AID Cuts and Challenges in International Cooperation

Aid cuts and challenges in International Cooperation.
The modern system of international cooperation began to take shape in the 1960s, during the era of
decolonization and newly gained independence for many nations. Through their Official Development
Assistance (ODA), developed countries started providing financial, technical, and operational support to
less-developed nations in their journey toward modernization.
Initially centered on "economic growth," the focus of international aid expanded in the 1970s to include
broader socio-economic goals. A complex multilateral development cooperation system emerged,
aiming to address global challenges such as poverty, hunger, child mortality, and disease control. It also
gave impulse to progress in areas like peace and security, protection, education, health, gender, rural
development, environmental sustainability, and social and economic reforms. The adoption of the
Sustainable Development Goals (SDGs) in 2015 provided a holistic framework integrating social,
economic, and environmental dimensions and enabling more systematic tracking of progress.
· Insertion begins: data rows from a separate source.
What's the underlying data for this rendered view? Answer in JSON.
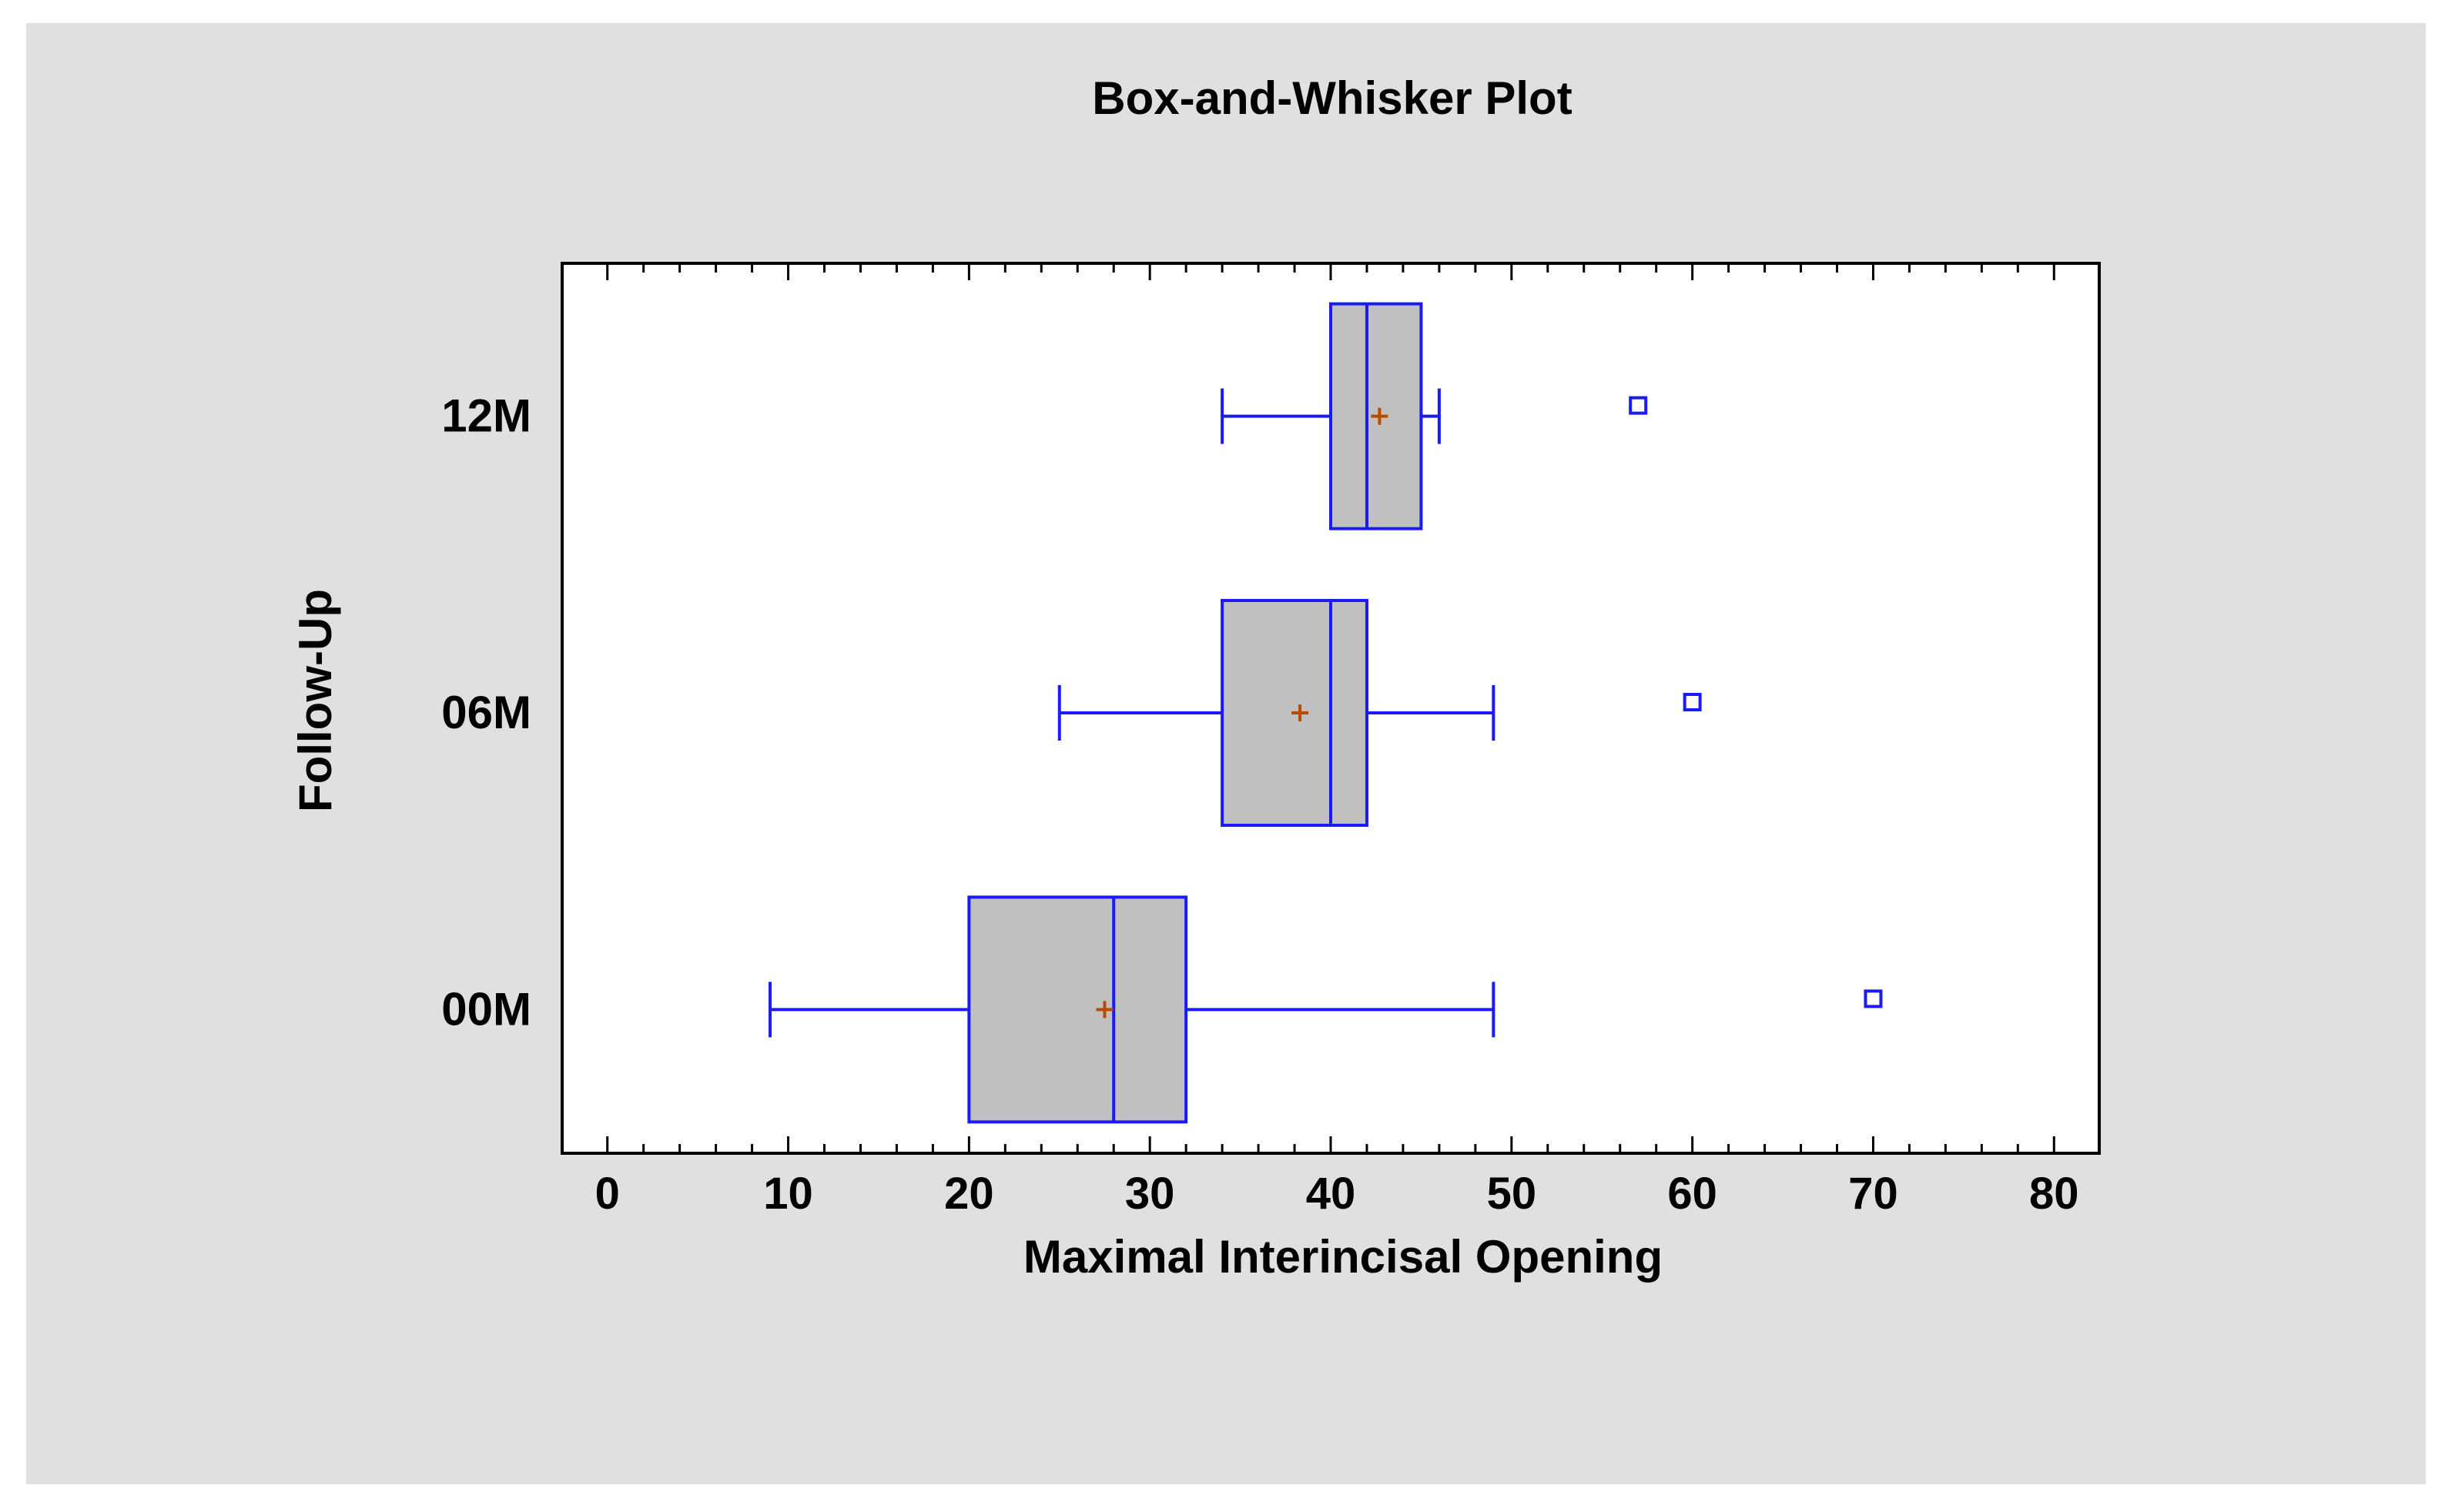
{
  "chart_data": {
    "type": "boxplot",
    "orientation": "horizontal",
    "title": "Box-and-Whisker Plot",
    "xlabel": "Maximal Interincisal Opening",
    "ylabel": "Follow-Up",
    "xlim": [
      -2.5,
      82.5
    ],
    "xticks": [
      0,
      10,
      20,
      30,
      40,
      50,
      60,
      70,
      80
    ],
    "xtick_labels": [
      "0",
      "10",
      "20",
      "30",
      "40",
      "50",
      "60",
      "70",
      "80"
    ],
    "categories": [
      "00M",
      "06M",
      "12M"
    ],
    "grid": false,
    "legend": "none",
    "colors": {
      "box_fill": "#c0c0c0",
      "box_stroke": "#1a1aff",
      "mean_marker": "#b84b00",
      "outlier": "#1a1aff",
      "outlier_inner": "#22aa22",
      "plot_bg": "#ffffff",
      "panel_bg": "#e0e0e0"
    },
    "boxes": [
      {
        "category": "00M",
        "whisker_low": 9,
        "q1": 20,
        "median": 28,
        "q3": 32,
        "whisker_high": 49,
        "mean": 27.5,
        "outliers": [
          70
        ]
      },
      {
        "category": "06M",
        "whisker_low": 25,
        "q1": 34,
        "median": 40,
        "q3": 42,
        "whisker_high": 49,
        "mean": 38.3,
        "outliers": [
          60
        ]
      },
      {
        "category": "12M",
        "whisker_low": 34,
        "q1": 40,
        "median": 42,
        "q3": 45,
        "whisker_high": 46,
        "mean": 42.7,
        "outliers": [
          57
        ]
      }
    ]
  }
}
Humanitarian assistance—which we can define as the provision of principled, neutral, needs based,
impartial and independent life-saving support to civilian populations affected by conflict, economic
shocks, or natural disasters—also became a critical component of ODA. Since the 1970s, such assistance
has grown exponentially. Hundreds of millions of people in crisis situations have been helped, and
millions of lives rescued and saved through complex and often dangerous humanitarian interventions in
areas affected by economic downturns, violence, or disasters.
However, a significant transformation appears to be underway today, potentially ushering in a new era
for international cooperation. Despite growing global humanitarian needs, international aid flows are
being severely reduced. After a decade of steady increases, global ODA began to decline in 2023. In
2025, most donor countries—starting with the United States and several major European and Asian
nations—implemented drastic and unexpected cuts, in the order of 40% for the US and other European
countries. However, being the US the single largest contributor to global ODA and to humanitarian
operations, the relative impact of US cuts is much larger.
The immediate effect of such drastic and unplanned cuts has been dramatic. Many development and
humanitarian programs around the world are today critically underfunded. Abrupt cuts are disrupting
essential services which will lead to increased mortality and morbidity among the world’s most
vulnerable populations. Millions of people—particularly women, children, and the elderly—across
Africa, the Middle East, Asia, Latin America, and parts of Europe will lose access to crucial assistance.
Countries facing humanitarian crises will no longer be able to sustain key programs in health, food
security, childcare, and disease control. The lack of essential services will also drive more internal
displacement, affect urban centers and spark new migration flows. Rising poverty and hunger will fuel
more social unrest and political instability, exacerbating existing crises and potentially igniting new
ones—thus perpetuating a vicious cycle of violence, poverty, and underdevelopment.
Although there are no official metrics yet to quantify the full impact of the 2025 funding cuts, it is
evident that the decisions made in donor capitals will have long-lasting consequences on what
increasingly appears to be a massive, unfolding, man-made humanitarian crisis.
For the mid and long term, if the current trends of sustained reductions in aid budgets continue, the
world might be facing a profound reshaping of the international cooperation system. While new

opportunities may arise, such as efforts to increase efficiency, what we may be witnessing is a deeper
structural shift—from a relatively principled although imperfect multilateral aid system committed to
promote human development, to an increasingly fragmented, politically driven, and transactional
cooperation system, aligned with donor-country interests. This is a transformation bearing far-reaching
implications which calls for serious reflection and debate at national and international levels.